The campaign is a response to fears that the fragile Tunisian tourism will grind to a halt following the murder of 38 people, 30 of whom were British, at a Sousse beach resort last month. Tunisia is currently in a state of emergency following the attack.
The campaign – which was not endorsed by the Tunisian Ministry of Tourism – was not created for an agency client or for profit. Mr Hadj Yahia – whose work usually focuses on political crisis communications rather than tourism – said that his intention was rather to convey hope and willingness: “We are the only country in the region building a true democracy and we will succeed at whatever cost.”
The photos have been divisive, with some Internet users pointing out that tourists were targeted in the beach massacre, as well as in the gun battle at the Bardo Museum in Tunis this March, in which 21 people died. However, Mr Hadj Yahia’s posts have also been praised for pointing out that terrorist attacks have indeed happened outside of Tunisia. “The aim was clearly to send a strong signal, mainly to our friends in Europe, so as not to give in to panic,” he added.

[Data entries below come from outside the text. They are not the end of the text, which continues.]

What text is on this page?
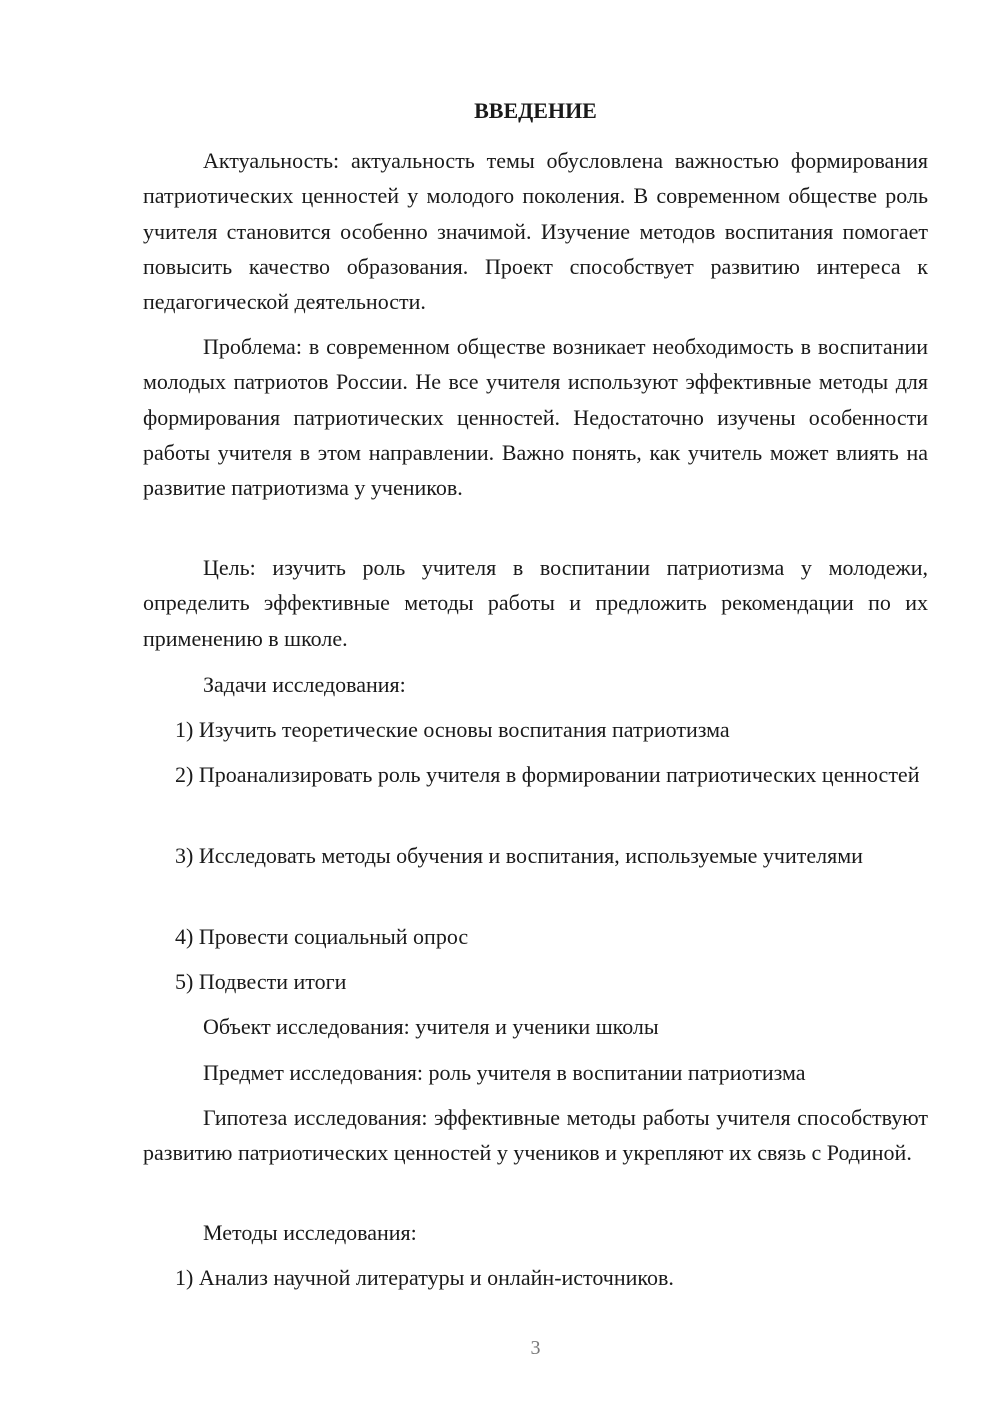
ВВЕДЕНИЕ

Актуальность: актуальность темы обусловлена важностью формирования патриотических ценностей у молодого поколения. В современном обществе роль учителя становится особенно значимой. Изучение методов воспитания помогает повысить качество образования. Проект способствует развитию интереса к педагогической деятельности.

Проблема: в современном обществе возникает необходимость в воспитании молодых патриотов России. Не все учителя используют эффективные методы для формирования патриотических ценностей. Недостаточно изучены особенности работы учителя в этом направлении. Важно понять, как учитель может влиять на развитие патриотизма у учеников.

Цель: изучить роль учителя в воспитании патриотизма у молодежи, определить эффективные методы работы и предложить рекомендации по их применению в школе.

Задачи исследования:

1) Изучить теоретические основы воспитания патриотизма

2) Проанализировать роль учителя в формировании патриотических ценностей

3) Исследовать методы обучения и воспитания, используемые учителями

4) Провести социальный опрос

5) Подвести итоги

Объект исследования: учителя и ученики школы

Предмет исследования: роль учителя в воспитании патриотизма

Гипотеза исследования: эффективные методы работы учителя способствуют развитию патриотических ценностей у учеников и укрепляют их связь с Родиной.

Методы исследования:

1) Анализ научной литературы и онлайн-источников.

3
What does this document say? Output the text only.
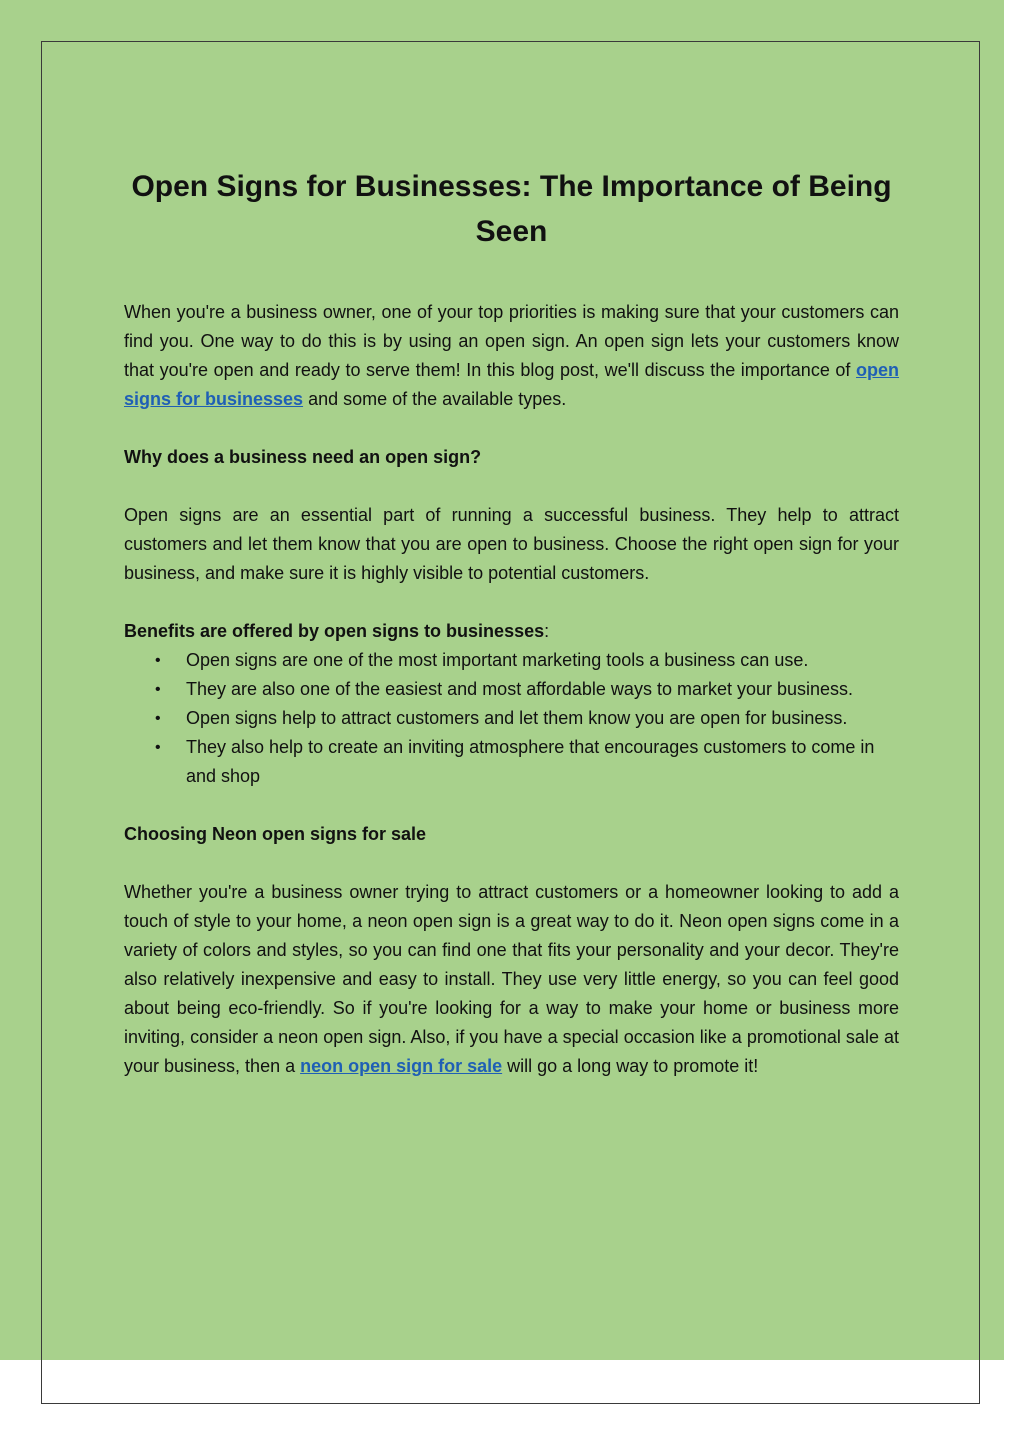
Open Signs for Businesses: The Importance of Being Seen

When you're a business owner, one of your top priorities is making sure that your customers can find you. One way to do this is by using an open sign. An open sign lets your customers know that you're open and ready to serve them! In this blog post, we'll discuss the importance of open signs for businesses and some of the available types.

Why does a business need an open sign?

Open signs are an essential part of running a successful business. They help to attract customers and let them know that you are open to business. Choose the right open sign for your business, and make sure it is highly visible to potential customers.

Benefits are offered by open signs to businesses:

• Open signs are one of the most important marketing tools a business can use.
• They are also one of the easiest and most affordable ways to market your business.
• Open signs help to attract customers and let them know you are open for business.
• They also help to create an inviting atmosphere that encourages customers to come in and shop

Choosing Neon open signs for sale

Whether you're a business owner trying to attract customers or a homeowner looking to add a touch of style to your home, a neon open sign is a great way to do it. Neon open signs come in a variety of colors and styles, so you can find one that fits your personality and your decor. They're also relatively inexpensive and easy to install. They use very little energy, so you can feel good about being eco-friendly. So if you're looking for a way to make your home or business more inviting, consider a neon open sign. Also, if you have a special occasion like a promotional sale at your business, then a neon open sign for sale will go a long way to promote it!
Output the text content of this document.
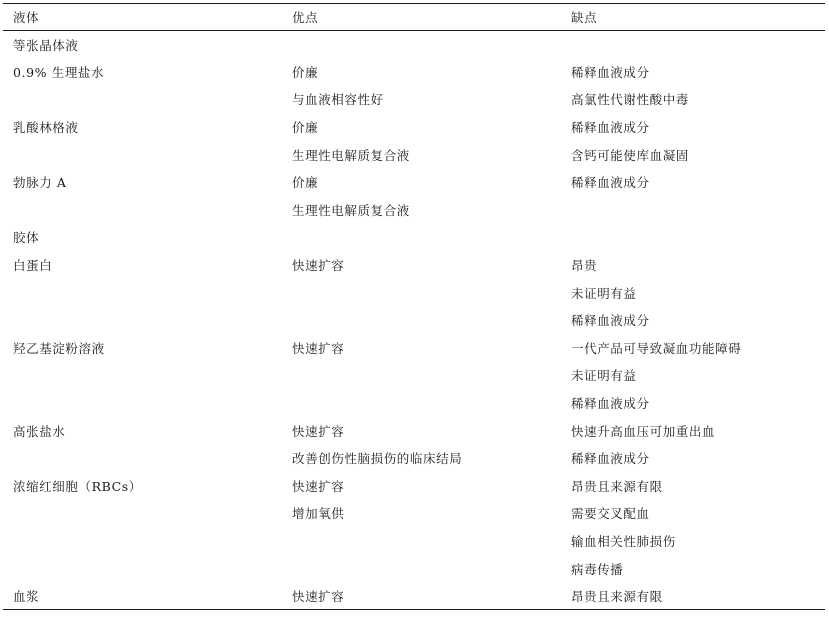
液体	优点	缺点
等张晶体液		
0.9% 生理盐水	价廉	稀释血液成分
	与血液相容性好	高氯性代谢性酸中毒
乳酸林格液	价廉	稀释血液成分
	生理性电解质复合液	含钙可能使库血凝固
勃脉力 A	价廉	稀释血液成分
	生理性电解质复合液	
胶体		
白蛋白	快速扩容	昂贵
		未证明有益
		稀释血液成分
羟乙基淀粉溶液	快速扩容	一代产品可导致凝血功能障碍
		未证明有益
		稀释血液成分
高张盐水	快速扩容	快速升高血压可加重出血
	改善创伤性脑损伤的临床结局	稀释血液成分
浓缩红细胞（RBCs）	快速扩容	昂贵且来源有限
	增加氧供	需要交叉配血
		输血相关性肺损伤
		病毒传播
血浆	快速扩容	昂贵且来源有限
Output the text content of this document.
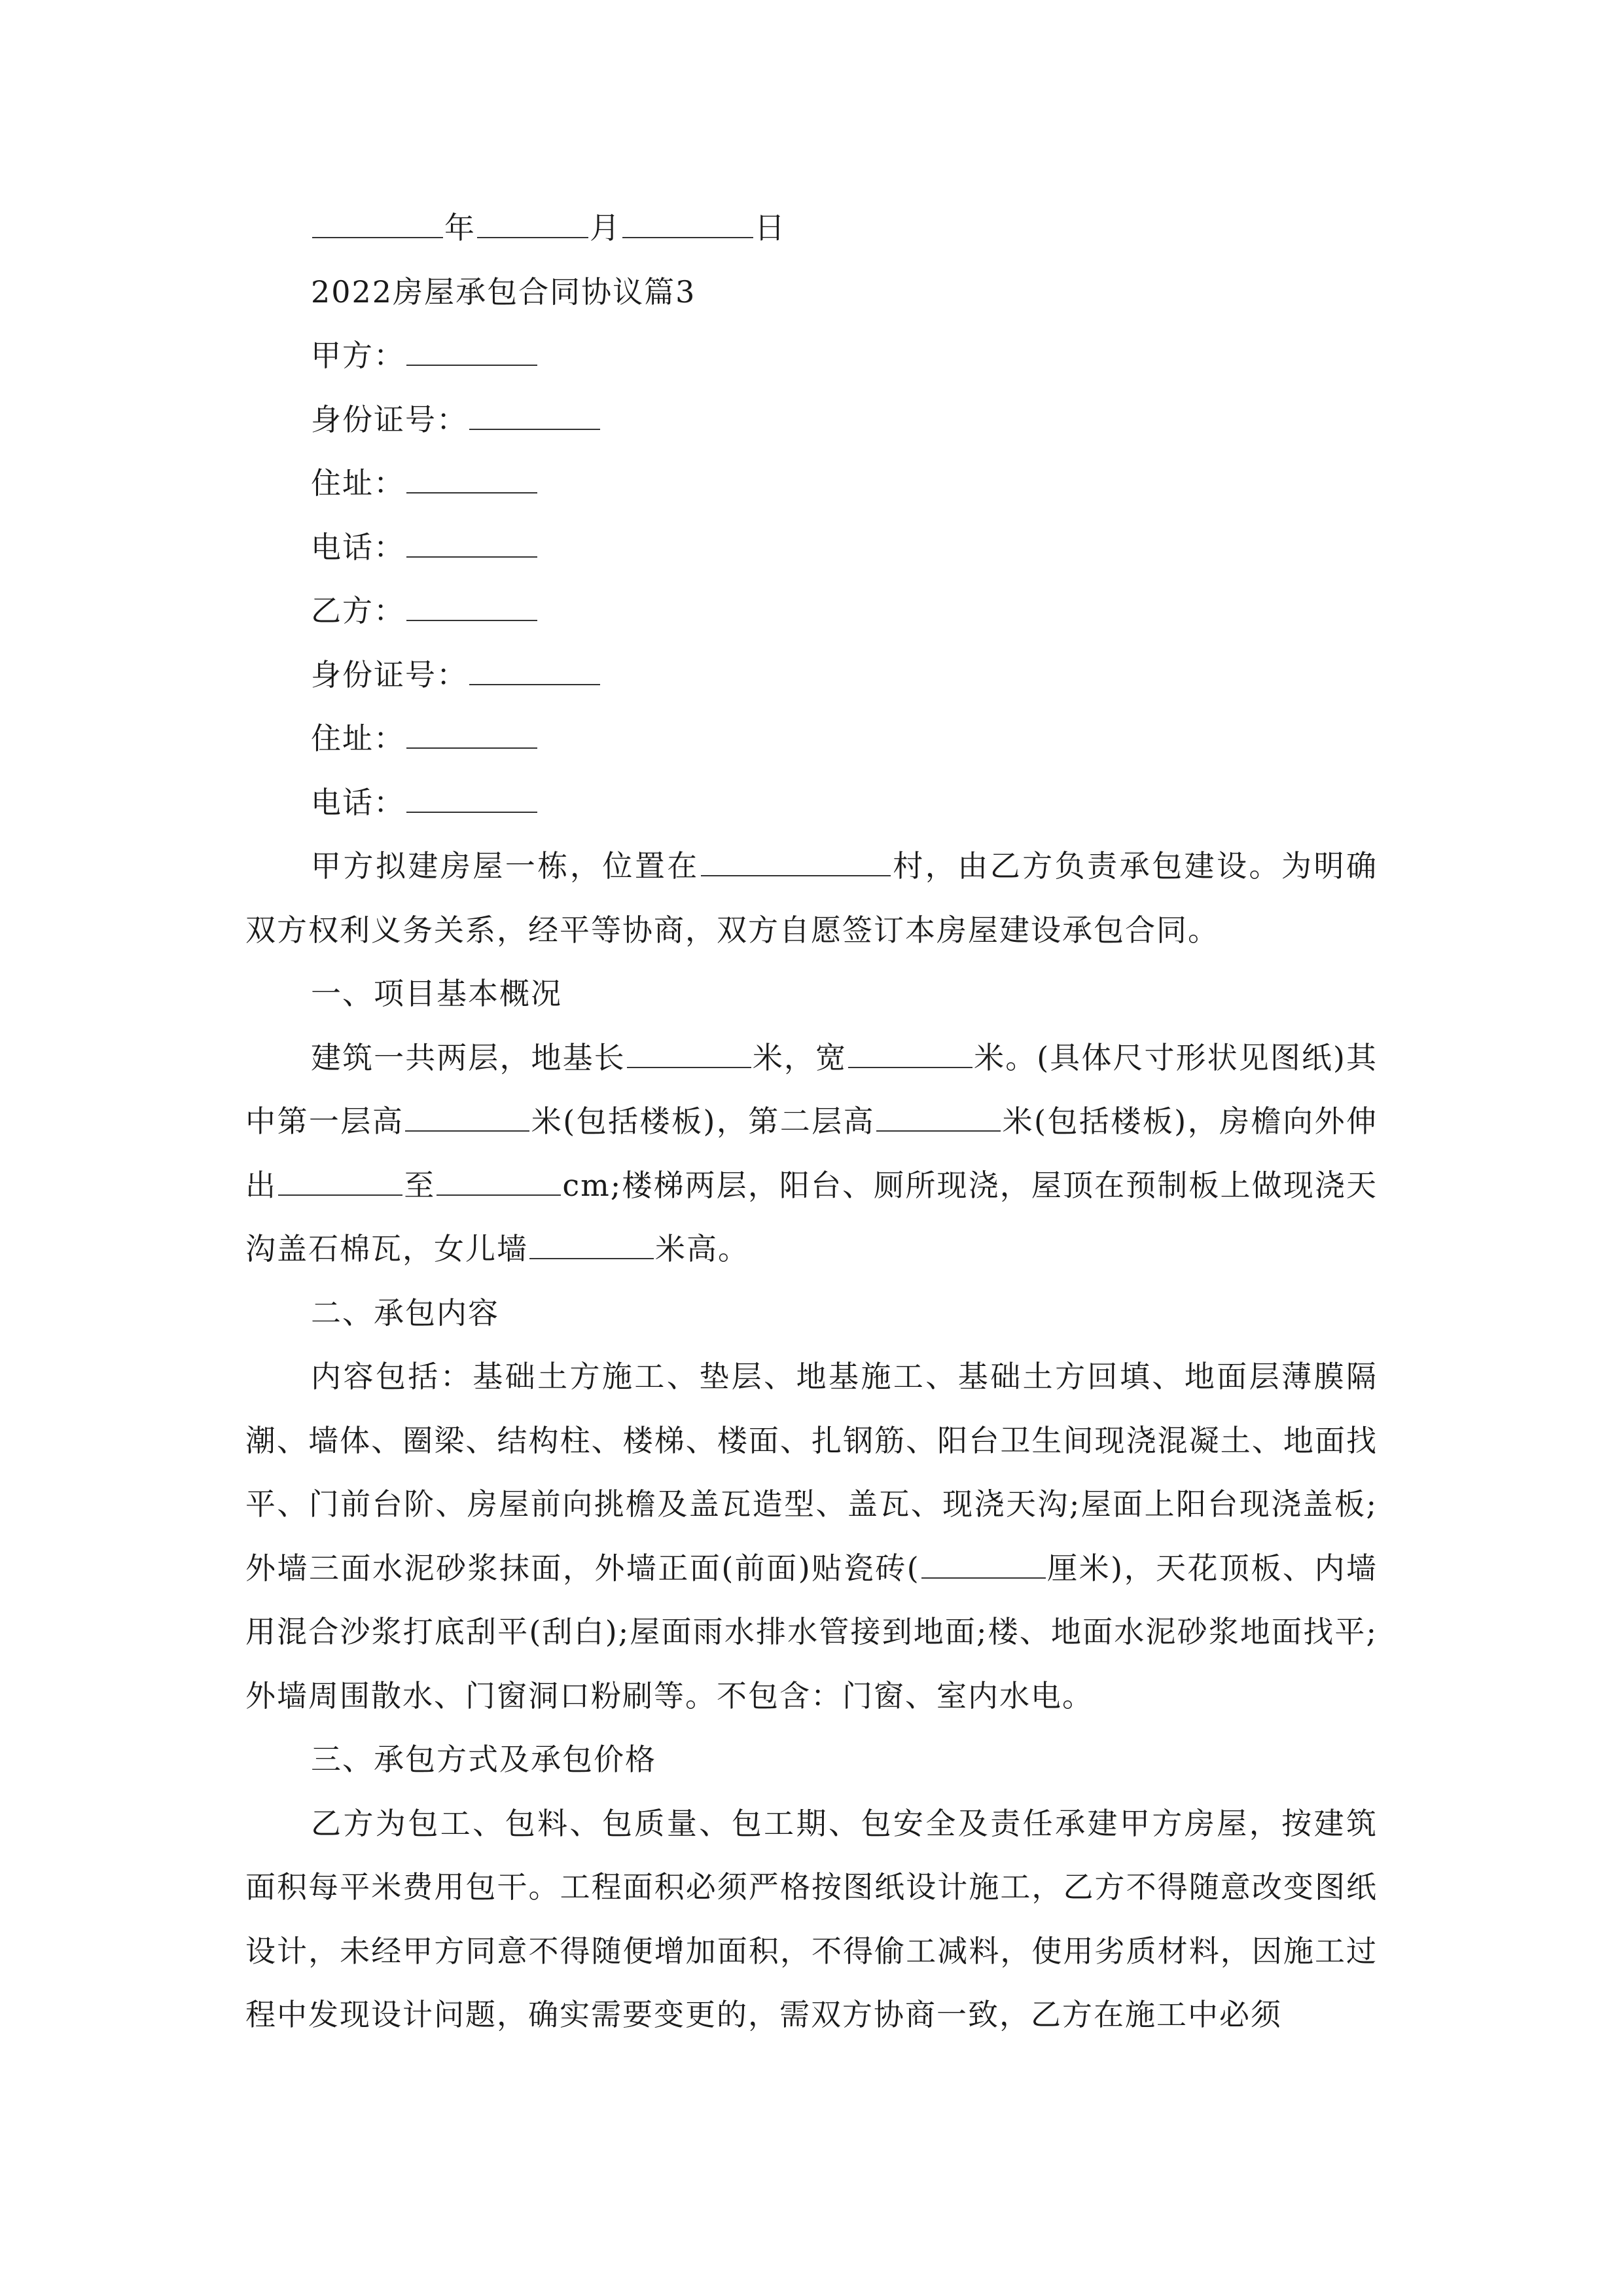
年	月	日

2022房屋承包合同协议篇3

甲方：

身份证号：

住址：

电话：

乙方：

身份证号：

住址：

电话：

甲方拟建房屋一栋，位置在	村，由乙方负责承包建设。为明确双方权利义务关系，经平等协商，双方自愿签订本房屋建设承包合同。

一、项目基本概况

建筑一共两层，地基长	米，宽	米。(具体尺寸形状见图纸)其中第一层高	米(包括楼板)，第二层高	米(包括楼板)，房檐向外伸出	至	cm;楼梯两层，阳台、厕所现浇，屋顶在预制板上做现浇天沟盖石棉瓦，女儿墙	米高。

二、承包内容

内容包括：基础土方施工、垫层、地基施工、基础土方回填、地面层薄膜隔潮、墙体、圈梁、结构柱、楼梯、楼面、扎钢筋、阳台卫生间现浇混凝土、地面找平、门前台阶、房屋前向挑檐及盖瓦造型、盖瓦、现浇天沟;屋面上阳台现浇盖板;外墙三面水泥砂浆抹面，外墙正面(前面)贴瓷砖(	厘米)，天花顶板、内墙用混合沙浆打底刮平(刮白);屋面雨水排水管接到地面;楼、地面水泥砂浆地面找平;外墙周围散水、门窗洞口粉刷等。不包含：门窗、室内水电。

三、承包方式及承包价格

乙方为包工、包料、包质量、包工期、包安全及责任承建甲方房屋，按建筑面积每平米费用包干。工程面积必须严格按图纸设计施工，乙方不得随意改变图纸设计，未经甲方同意不得随便增加面积，不得偷工减料，使用劣质材料，因施工过程中发现设计问题，确实需要变更的，需双方协商一致，乙方在施工中必须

The Foreign Office is not currently advising British travellers against going to the Sousse beach area where the attack took place at the end of last month, although previous advisories against travel to the borders near Libya and Algeria remain in place.
Tourism is a significant source of income for Tunisia, representing about seven per cent of GDP. Some 425,000 British citizens visited the country in 2014, with most visits trouble free, according to the Foreign Office.